ROCKPORT — When U.S. Navy Petty Officer Ian Quinn was growing up, his mother used to tell him to get out of town for a while “and go see the world.”

It was advice he was happy to take.

Quinn, a 2003 graduate of Camden Hills Regional High School, is now stationed aboard the USS Nimitz in the Gulf of Oman. In his job as a naval intelligence specialist, he helps to support operations in Afghanistan and Iraq.

“The opportunity to see the world — that appealed to me,” Quinn said recently in a ship-to-shore telephone call from the Nimitz. “I’m definitely glad I joined the Navy.”

Security considerations prevented him from sharing many details about his job, but he did say he toils long nights — often 14 hours at a time — providing “timely, relevant and predictive analysis and research in support of what the ship is doing.” That means Quinn and his colleagues look at information gathered from various intelligence feeds and interpret it to support Operation Enduring Freedom.

The Nimitz is an aircraft carrier, with more than 2,211 aircraft missions launched from its decks using steam catapults since Quinn started his duties there on Sept. 18, 2009. On the way to the Gulf of Oman the ship stopped in Japan and Singapore, among other ports of call, and will return to port in San Diego at the end of March, Quinn said.

The Nimitz is a historic — and gargantuan — vessel, stretching more than 23 stories from the keel to the top of the mast and serving as a floating home to about 4,600 Navy personnel. After it was launched, the aircraft carrier cruised the Mediterranean for several years. The Nimitz was used in 1980 to launch helicopters for an attempted rescue effort during the Iran hostage crisis and relieved the USS Abraham Lincoln in the Persian Gulf in mid-April 2003, among many other deployments.

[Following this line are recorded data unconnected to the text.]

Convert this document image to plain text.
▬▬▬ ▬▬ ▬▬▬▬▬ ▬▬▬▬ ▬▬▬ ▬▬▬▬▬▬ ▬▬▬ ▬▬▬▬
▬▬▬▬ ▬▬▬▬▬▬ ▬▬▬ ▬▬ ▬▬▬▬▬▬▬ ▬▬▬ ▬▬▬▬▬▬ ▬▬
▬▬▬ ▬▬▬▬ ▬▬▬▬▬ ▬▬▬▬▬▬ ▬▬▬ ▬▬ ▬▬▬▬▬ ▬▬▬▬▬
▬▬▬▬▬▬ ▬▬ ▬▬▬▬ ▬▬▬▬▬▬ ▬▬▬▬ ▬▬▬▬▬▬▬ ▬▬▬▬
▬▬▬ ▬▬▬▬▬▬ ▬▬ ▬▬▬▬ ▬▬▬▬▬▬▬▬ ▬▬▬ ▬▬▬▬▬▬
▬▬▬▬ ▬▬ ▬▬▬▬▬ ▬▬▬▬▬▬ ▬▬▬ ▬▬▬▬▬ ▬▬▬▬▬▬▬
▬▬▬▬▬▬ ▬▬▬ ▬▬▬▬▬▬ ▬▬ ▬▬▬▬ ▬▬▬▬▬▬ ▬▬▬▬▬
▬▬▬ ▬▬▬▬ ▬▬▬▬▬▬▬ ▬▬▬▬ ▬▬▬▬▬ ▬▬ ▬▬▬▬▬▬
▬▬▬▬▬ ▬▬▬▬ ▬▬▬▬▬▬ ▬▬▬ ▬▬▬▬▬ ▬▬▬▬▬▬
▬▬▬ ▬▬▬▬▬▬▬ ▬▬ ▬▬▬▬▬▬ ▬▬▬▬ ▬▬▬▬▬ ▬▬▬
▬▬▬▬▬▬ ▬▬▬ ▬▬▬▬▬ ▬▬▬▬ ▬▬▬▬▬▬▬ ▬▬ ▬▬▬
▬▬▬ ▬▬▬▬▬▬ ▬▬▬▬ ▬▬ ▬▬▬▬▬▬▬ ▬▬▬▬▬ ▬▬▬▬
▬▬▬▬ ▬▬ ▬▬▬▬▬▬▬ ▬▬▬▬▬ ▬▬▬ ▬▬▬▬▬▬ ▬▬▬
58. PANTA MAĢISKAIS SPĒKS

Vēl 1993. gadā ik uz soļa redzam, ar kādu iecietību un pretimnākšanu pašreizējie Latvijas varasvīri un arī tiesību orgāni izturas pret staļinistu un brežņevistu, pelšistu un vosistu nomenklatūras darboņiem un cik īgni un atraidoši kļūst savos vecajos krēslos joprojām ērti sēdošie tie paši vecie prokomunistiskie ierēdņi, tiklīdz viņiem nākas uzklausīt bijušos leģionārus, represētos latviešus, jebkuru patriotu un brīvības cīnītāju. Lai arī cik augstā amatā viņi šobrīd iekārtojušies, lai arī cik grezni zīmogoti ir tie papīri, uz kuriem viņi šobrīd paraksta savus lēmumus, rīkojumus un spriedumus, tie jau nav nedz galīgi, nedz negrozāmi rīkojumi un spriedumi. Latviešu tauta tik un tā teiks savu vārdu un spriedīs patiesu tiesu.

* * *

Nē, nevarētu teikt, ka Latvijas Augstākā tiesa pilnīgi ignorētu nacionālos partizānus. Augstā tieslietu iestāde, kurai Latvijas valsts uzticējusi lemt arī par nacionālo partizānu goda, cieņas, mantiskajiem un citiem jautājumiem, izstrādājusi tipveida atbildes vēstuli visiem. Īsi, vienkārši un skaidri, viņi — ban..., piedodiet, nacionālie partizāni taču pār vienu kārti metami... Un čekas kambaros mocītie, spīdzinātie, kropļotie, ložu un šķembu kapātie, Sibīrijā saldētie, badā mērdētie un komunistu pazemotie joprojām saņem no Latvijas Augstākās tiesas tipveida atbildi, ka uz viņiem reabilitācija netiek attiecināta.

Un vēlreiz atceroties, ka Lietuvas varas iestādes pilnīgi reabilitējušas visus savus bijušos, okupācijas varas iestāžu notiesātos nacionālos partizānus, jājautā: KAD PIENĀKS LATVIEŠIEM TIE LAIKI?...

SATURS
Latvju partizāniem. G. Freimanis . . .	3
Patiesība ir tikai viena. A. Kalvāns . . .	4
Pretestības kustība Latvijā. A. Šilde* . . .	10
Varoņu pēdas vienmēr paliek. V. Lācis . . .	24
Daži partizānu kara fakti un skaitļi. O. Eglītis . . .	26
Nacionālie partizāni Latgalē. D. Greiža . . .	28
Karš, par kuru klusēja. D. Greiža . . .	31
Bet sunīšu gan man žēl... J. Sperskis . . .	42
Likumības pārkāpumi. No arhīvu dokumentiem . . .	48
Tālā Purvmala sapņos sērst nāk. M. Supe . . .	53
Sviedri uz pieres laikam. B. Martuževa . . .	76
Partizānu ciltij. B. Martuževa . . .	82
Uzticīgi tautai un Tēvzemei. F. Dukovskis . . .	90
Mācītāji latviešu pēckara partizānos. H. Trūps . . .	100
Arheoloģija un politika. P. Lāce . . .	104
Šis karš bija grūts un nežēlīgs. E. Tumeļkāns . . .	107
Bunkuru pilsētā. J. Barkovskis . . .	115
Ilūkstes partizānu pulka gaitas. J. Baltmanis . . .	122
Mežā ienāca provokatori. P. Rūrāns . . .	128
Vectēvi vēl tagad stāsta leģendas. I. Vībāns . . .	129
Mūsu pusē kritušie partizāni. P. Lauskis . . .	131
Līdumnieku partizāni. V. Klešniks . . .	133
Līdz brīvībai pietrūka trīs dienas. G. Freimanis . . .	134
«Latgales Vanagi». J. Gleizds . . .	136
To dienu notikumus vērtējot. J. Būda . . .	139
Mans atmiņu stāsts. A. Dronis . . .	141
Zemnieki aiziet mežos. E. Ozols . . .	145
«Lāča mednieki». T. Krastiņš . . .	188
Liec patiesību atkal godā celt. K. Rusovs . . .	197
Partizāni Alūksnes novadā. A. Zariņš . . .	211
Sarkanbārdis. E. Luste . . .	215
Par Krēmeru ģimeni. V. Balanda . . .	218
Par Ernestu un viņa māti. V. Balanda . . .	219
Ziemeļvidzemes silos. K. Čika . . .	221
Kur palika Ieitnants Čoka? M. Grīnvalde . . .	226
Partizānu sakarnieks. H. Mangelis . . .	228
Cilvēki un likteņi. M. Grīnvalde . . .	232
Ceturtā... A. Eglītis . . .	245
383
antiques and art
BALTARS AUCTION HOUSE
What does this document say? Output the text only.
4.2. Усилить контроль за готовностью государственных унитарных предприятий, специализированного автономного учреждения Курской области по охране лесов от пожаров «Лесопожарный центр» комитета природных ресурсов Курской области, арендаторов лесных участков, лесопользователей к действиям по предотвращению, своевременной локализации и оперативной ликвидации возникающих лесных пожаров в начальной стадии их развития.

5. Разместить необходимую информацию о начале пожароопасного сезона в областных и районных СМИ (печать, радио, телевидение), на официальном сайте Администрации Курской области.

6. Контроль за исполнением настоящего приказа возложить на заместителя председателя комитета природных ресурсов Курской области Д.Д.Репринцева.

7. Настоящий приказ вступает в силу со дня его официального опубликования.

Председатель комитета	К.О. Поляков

The ship was featured in a 2005 PBS miniseries called “Carrier.”

“The Nimitz is incredibly impressive,” said Quinn’s mother, Wendy Harrison, who lives in Rockport. “I’m immensely proud of him. I think it’s a wonderful thing.”

She said her son was always interested in the Middle East, and he spent a summer sailing off Newfoundland in the program Ocean Classroom.

In high school, he most enjoyed his history classes and his speech class with teacher Steve Moro before heading south to get his undergraduate degree at Salve Regina University in Newport, R.I.

“I know his high school and college education have served him really well,” Harrison said.

Quinn, who said he enlisted for reasons that include patriotism, the desire to defend the country and the chance to take advantage of some military perks, thinks the Navy is serving him well, too.

“I’m probably going to try to remain in the Navy about as long as I can. It’s a great job,” he said.

The best part for him?

“Hands down, the people that I work with,” he said. “I understood that the Navy was a very diverse community. But seen from the inside, it’s surprising.”